As a first step, technology also holds promise for reducing the MFI reporting burden and enabling a more efficient information chain through common data standards, such as XBRL. Data standards shift the burden away from the form and onto the data model. Looking at the MFI reporting burden issue from a data-based approach, rather than a forms-based approach, has already shown the scope of common reporting standards in practice, even if they are masked by different forms and labels. In the broader financial and regulatory world, many regulatory bodies have already adopted this standard for their reporting, including the RBI in India, regulator to NBFC-registered MFIs. For several years now, MIX has also implemented XBRL for modeling and capturing microfinance data, allowing MIX to harmonize data reported according to hundreds of different reporting standards from more than 110 markets where MFIs report to MIX.
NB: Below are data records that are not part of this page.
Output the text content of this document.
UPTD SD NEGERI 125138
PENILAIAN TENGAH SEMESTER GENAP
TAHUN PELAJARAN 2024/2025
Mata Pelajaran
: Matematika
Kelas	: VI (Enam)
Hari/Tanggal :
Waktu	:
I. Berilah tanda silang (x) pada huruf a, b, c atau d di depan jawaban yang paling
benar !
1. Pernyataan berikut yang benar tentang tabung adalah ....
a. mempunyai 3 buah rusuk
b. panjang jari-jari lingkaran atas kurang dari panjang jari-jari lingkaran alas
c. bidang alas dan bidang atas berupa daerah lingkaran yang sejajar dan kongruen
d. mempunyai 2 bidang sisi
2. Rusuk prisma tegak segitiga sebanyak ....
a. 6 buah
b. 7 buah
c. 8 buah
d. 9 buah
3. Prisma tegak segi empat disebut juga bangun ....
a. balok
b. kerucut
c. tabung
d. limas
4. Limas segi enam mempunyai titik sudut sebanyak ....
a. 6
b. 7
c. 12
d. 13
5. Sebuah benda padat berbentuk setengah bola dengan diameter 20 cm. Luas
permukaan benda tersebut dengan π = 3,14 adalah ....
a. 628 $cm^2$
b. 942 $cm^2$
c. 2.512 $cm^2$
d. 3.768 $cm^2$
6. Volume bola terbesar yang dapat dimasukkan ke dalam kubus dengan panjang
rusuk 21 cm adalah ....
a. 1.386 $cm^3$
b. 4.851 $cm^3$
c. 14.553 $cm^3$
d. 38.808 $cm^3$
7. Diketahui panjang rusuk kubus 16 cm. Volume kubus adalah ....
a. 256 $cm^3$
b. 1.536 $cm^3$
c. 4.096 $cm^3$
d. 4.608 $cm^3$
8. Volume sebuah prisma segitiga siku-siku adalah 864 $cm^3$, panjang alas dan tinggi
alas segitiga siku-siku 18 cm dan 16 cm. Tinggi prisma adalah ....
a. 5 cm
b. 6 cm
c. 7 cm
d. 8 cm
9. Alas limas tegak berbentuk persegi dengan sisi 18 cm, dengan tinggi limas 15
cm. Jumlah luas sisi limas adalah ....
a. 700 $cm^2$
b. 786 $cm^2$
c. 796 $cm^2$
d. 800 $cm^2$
How might use of a standard language like XBRL help alleviate an MFI’s reporting burden? Figure 4 shows that the MIX’s XBRL taxonomy already covers, or can be easily extended to cover, 90% of the data points requested across all reporting formats analyzed. As a data model, rather than a series of forms, new data points are added to the model based on a common concept, not a common label. In other words, whereas MFIs currently input their ‘borrowings’ under ‘borrowed funds’, ‘debt financing’ or several other labels in their current reporting, they need only connect that value once to ‘borrowings’ in the XBRL data model.
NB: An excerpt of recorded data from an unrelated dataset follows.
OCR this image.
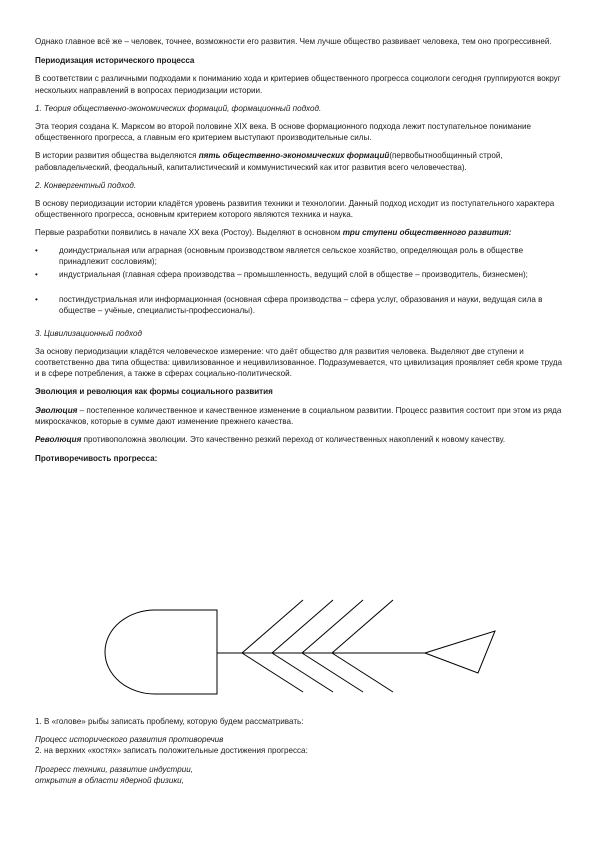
Однако главное всё же – человек, точнее, возможности его развития. Чем лучше общество развивает человека, тем оно прогрессивней.

Периодизация исторического процесса

В соответствии с различными подходами к пониманию хода и критериев общественного прогресса социологи сегодня группируются вокруг нескольких направлений в вопросах периодизации истории.

1. Теория общественно-экономических формаций, формационный подход.

Эта теория создана К. Марксом во второй половине XIX века. В основе формационного подхода лежит поступательное понимание общественного прогресса, а главным его критерием выступают производительные силы.

В истории развития общества выделяются пять общественно-экономических формаций(первобытнообщинный строй, рабовладельческий, феодальный, капиталистический и коммунистический как итог развития всего человечества).

2. Конвергентный подход.

В основу периодизации истории кладётся уровень развития техники и технологии. Данный подход исходит из поступательного характера общественного прогресса, основным критерием которого являются техника и наука.

Первые разработки появились в начале XX века (Ростоу). Выделяют в основном три ступени общественного развития:

•	доиндустриальная или аграрная (основным производством является сельское хозяйство, определяющая роль в обществе принадлежит сословиям);
•	индустриальная (главная сфера производства – промышленность, ведущий слой в обществе – производитель, бизнесмен);
•	постиндустриальная или информационная (основная сфера производства – сфера услуг, образования и науки, ведущая сила в обществе – учёные, специалисты-профессионалы).

3. Цивилизационный подход

За основу периодизации кладётся человеческое измерение: что даёт общество для развития человека. Выделяют две ступени и соответственно два типа общества: цивилизованное и нецивилизованное. Подразумевается, что цивилизация проявляет себя кроме труда и в сфере потребления, а также в сферах социально-политической.

Эволюция и революция как формы социального развития

Эволюция – постепенное количественное и качественное изменение в социальном развитии. Процесс развития состоит при этом из ряда микроскачков, которые в сумме дают изменение прежнего качества.

Революция противоположна эволюции. Это качественно резкий переход от количественных накоплений к новому качеству.

Противоречивость прогресса:

1. В «голове» рыбы записать проблему, которую будем рассматривать:

Процесс исторического развития противоречив

2. на верхних «костях» записать положительные достижения прогресса:

Прогресс техники, развитие индустрии,

открытия в области ядерной физики,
Figure 4: How does MIX's taxonomy cover reporting requirements from funders and networks?
Beyond technology and the promise that a common data standard brings, coordinated action by funders, networks and other market actors is required to turn the theoretical promise into reality. Here, too, there are positive signs in the industry. MIX’s ‘reporting genome’ project is one such example of cooperation that can lead to common action for the benefit of individual institutions as well as the sector as a whole. We are grateful to the 18 funders and networks that made their reporting formats available to MIX as part of this analysis, expressly motivated by the desire to find a way to meet their information needs without placing additional demands on MFIs. Through their participation, those actors have already taken a step forward towards supporting common action for the common good. As MIX develops its information platform to facilitate how data travels between market actors, whether through public data standards such as XBRL, or reporting services like its new MIX Gold service, it will continue to engage information stakeholders with concrete ways to build the collective action necessary to tackle this crucial reporting challenge.